Concussions are more than brain bruises from falling. They are considered traumatic brain injuries since the brain moves within the skull. Brains are not muscle. They aren't masses of tough tissue able to withstand too many hits on a football field. The brain is soft and gelatinous. Unnatural movement pits the brain against the skull much like dropping an apple and bruising it. Concussions usually heal with a little TLC and time resting at home.

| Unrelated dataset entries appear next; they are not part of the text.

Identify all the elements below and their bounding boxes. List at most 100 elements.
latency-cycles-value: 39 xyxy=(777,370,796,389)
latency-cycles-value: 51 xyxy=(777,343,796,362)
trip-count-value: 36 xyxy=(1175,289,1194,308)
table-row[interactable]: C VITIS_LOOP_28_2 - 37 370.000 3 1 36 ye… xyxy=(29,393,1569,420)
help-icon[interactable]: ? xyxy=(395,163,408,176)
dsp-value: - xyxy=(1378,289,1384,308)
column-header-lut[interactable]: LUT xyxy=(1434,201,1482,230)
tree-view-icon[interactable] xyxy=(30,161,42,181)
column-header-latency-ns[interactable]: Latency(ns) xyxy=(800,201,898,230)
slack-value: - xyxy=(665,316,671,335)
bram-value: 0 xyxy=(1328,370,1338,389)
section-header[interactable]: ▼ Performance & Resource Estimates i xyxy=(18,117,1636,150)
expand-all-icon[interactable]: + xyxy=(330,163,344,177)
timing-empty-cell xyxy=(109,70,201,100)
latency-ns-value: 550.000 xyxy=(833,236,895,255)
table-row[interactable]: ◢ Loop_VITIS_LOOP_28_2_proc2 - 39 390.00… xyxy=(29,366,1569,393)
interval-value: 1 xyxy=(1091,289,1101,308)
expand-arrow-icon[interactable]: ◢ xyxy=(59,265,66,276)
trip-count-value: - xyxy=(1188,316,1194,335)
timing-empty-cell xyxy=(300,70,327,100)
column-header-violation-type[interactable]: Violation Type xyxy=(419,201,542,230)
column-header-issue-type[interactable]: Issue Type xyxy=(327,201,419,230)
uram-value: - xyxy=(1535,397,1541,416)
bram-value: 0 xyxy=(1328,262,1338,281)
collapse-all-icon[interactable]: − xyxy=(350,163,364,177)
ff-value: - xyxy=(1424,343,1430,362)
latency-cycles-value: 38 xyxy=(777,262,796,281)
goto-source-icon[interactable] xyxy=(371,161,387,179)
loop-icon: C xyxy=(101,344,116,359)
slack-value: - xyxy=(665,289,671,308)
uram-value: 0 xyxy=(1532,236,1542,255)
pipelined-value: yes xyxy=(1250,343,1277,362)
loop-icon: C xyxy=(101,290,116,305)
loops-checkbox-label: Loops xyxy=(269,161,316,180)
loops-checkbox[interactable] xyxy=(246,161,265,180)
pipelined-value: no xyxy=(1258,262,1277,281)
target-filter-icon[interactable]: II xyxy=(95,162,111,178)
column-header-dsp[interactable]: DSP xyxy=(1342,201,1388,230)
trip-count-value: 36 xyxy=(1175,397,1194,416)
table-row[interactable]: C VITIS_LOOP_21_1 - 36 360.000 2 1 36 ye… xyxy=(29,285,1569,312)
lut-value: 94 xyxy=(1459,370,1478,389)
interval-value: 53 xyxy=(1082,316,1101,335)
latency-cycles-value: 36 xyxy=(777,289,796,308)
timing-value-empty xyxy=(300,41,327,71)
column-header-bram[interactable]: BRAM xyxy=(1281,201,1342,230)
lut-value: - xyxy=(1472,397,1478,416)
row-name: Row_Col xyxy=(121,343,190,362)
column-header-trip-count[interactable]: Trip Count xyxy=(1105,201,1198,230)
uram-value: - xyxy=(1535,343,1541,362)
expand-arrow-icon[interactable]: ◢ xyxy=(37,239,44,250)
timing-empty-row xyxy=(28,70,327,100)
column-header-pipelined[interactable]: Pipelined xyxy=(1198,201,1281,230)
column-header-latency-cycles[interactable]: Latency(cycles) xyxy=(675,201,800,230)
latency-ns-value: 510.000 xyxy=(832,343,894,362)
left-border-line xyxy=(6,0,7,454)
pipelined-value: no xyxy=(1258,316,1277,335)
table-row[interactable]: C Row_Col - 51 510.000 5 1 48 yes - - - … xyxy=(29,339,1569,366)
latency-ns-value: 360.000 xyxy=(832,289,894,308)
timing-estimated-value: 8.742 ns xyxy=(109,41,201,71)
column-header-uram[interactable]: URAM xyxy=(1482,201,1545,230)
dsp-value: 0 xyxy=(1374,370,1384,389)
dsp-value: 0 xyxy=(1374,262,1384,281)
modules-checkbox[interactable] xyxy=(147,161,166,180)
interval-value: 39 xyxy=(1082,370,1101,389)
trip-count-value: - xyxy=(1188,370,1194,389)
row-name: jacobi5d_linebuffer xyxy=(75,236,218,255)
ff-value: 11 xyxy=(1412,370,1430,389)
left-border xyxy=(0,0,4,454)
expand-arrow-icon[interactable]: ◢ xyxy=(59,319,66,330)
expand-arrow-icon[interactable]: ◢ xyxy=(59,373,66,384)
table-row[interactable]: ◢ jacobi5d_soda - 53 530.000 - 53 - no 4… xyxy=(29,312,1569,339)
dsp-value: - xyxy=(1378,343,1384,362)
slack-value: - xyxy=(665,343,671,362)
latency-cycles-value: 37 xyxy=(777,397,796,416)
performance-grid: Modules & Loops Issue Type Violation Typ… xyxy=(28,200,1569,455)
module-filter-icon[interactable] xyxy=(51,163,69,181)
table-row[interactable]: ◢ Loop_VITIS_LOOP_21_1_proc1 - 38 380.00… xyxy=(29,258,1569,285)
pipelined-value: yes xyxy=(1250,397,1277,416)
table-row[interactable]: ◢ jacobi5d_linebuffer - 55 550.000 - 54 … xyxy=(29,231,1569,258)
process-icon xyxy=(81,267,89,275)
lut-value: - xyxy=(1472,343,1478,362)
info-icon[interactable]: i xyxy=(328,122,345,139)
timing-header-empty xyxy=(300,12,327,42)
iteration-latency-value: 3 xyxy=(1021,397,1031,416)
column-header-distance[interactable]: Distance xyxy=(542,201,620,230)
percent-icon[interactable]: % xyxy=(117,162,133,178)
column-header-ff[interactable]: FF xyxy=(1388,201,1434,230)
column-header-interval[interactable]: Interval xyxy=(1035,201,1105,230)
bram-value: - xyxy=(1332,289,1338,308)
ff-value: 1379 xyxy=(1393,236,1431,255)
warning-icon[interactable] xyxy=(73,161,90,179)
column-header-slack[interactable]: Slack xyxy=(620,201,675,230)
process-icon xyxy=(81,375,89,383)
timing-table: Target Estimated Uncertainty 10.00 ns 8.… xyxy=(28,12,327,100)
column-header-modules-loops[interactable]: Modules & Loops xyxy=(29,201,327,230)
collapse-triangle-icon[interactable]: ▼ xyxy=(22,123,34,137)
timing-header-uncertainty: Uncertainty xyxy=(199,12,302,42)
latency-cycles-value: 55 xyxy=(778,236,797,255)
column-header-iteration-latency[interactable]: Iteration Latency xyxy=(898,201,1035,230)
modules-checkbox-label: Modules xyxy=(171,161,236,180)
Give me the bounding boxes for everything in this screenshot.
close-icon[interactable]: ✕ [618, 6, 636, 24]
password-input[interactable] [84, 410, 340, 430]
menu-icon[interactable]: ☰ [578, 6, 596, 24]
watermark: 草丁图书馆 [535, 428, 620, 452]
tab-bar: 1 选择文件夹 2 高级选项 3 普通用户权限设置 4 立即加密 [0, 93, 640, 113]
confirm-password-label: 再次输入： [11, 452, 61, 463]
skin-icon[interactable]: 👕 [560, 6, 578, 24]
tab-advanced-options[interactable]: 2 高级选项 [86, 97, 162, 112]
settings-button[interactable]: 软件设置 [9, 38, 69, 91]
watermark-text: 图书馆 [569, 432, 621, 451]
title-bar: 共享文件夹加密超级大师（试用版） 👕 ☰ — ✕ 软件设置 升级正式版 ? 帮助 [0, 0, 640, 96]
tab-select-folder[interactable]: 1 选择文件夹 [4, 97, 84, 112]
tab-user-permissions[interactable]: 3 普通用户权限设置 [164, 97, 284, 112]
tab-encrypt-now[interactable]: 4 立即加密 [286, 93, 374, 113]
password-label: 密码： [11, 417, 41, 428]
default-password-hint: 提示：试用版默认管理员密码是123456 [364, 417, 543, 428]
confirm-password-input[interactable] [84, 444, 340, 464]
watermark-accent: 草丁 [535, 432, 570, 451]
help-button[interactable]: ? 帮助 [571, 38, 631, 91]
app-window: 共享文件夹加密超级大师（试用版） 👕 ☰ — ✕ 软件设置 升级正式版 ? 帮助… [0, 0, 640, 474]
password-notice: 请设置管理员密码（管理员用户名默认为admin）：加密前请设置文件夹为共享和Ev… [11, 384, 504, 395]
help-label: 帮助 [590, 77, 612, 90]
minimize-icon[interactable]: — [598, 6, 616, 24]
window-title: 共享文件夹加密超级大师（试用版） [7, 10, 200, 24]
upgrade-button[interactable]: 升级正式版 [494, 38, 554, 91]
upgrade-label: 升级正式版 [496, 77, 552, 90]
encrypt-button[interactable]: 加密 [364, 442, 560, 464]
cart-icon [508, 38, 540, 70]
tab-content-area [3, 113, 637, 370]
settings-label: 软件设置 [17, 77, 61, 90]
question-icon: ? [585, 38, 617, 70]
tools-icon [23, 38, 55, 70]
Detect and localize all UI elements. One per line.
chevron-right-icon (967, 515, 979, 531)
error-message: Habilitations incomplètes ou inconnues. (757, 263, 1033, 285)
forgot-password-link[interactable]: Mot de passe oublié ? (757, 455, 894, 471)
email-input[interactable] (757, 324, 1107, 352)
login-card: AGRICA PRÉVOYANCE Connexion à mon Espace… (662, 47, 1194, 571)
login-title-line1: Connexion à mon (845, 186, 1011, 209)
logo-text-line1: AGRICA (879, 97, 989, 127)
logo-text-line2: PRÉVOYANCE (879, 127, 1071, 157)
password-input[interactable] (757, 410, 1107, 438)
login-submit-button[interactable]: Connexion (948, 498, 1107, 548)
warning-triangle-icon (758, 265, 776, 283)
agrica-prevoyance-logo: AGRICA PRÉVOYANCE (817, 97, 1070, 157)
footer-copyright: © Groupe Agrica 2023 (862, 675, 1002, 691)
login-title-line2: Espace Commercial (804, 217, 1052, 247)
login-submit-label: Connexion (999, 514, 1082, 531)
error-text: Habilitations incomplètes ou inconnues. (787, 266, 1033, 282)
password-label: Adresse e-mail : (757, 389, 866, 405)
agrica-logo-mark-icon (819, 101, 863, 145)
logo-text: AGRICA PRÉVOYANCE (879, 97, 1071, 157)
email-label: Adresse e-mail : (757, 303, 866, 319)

How Are Concussions Diagnosed?
Taking a blow to the head during a fall or from being shaken can cause concussions. Adults and children experience similar symptoms but express how they feel differently. According to the Mayo Clinic, symptoms can include but aren't limited to:
- Headache, pressure, and memory issues
- Feeling dazed and confused, not remembering what or how the concussion happened
- Stroke-like symptoms, such as slurred speech and delayed responses
- Fatigue, nausea, and vomiting
- Sleep disturbances, irritability, and depression
- In kids, excessive crying, seizures, and listlessness
Symptoms can be sudden or innocuously appearing over time. When symptoms appear, it's imperative to get checked out by your doctor or by the emergency room. You may need a cat scan or an MRI. Children and senior citizens should be seen if you know that they've been shaken or have more than a light bump on the head. Don't wait more than a day or two for adults and children to be seen should symptoms appear, or head to the ER immediately after trauma.
How Are Concussions Treated?
Hospitalizations aren't always necessary. Treatment used to include keeping the concussed person awake for hours, not letting them sleep. This was in fear that once they fell asleep that they would not awaken. Doctors have since dispelled this myth. Pain relievers aren't always necessary either. If you feel you need a pain reliever, doctors often recommend acetaminophen as ibuprofen and aspirin can exacerbate occult bleeding in the brain. Always consult your physician before taking any medication or herbal supplement. Do not self-diagnose and self-medicate; instead, seek brain condition treatment from a doctor. No two brain injuries are the same.
How To Prevent Concussions
Prevention is always better than cure. Here are some tips for preventing concussions.
- Schools should have parents sign liability waivers before children can participate in sports like football and gymnastics since concussions cause by sports injuries sideline students and cause concern about their long-term effects on developing brains.
- Wear personal protective equipment as required by your sport, work, or recreational activity.
- Buckle up in vehicles.
- Keep homes safe from falls.
- Never, ever, shake someone. Shaken baby syndrome can cause serious damage and is often prosecutable by law. Shaking doesn't have to be violent to concuss a child or senior citizen.
Traumatic brain injuries like concussions, not occurring in sudden accidents, can be prevented with education and simply following sport protocols.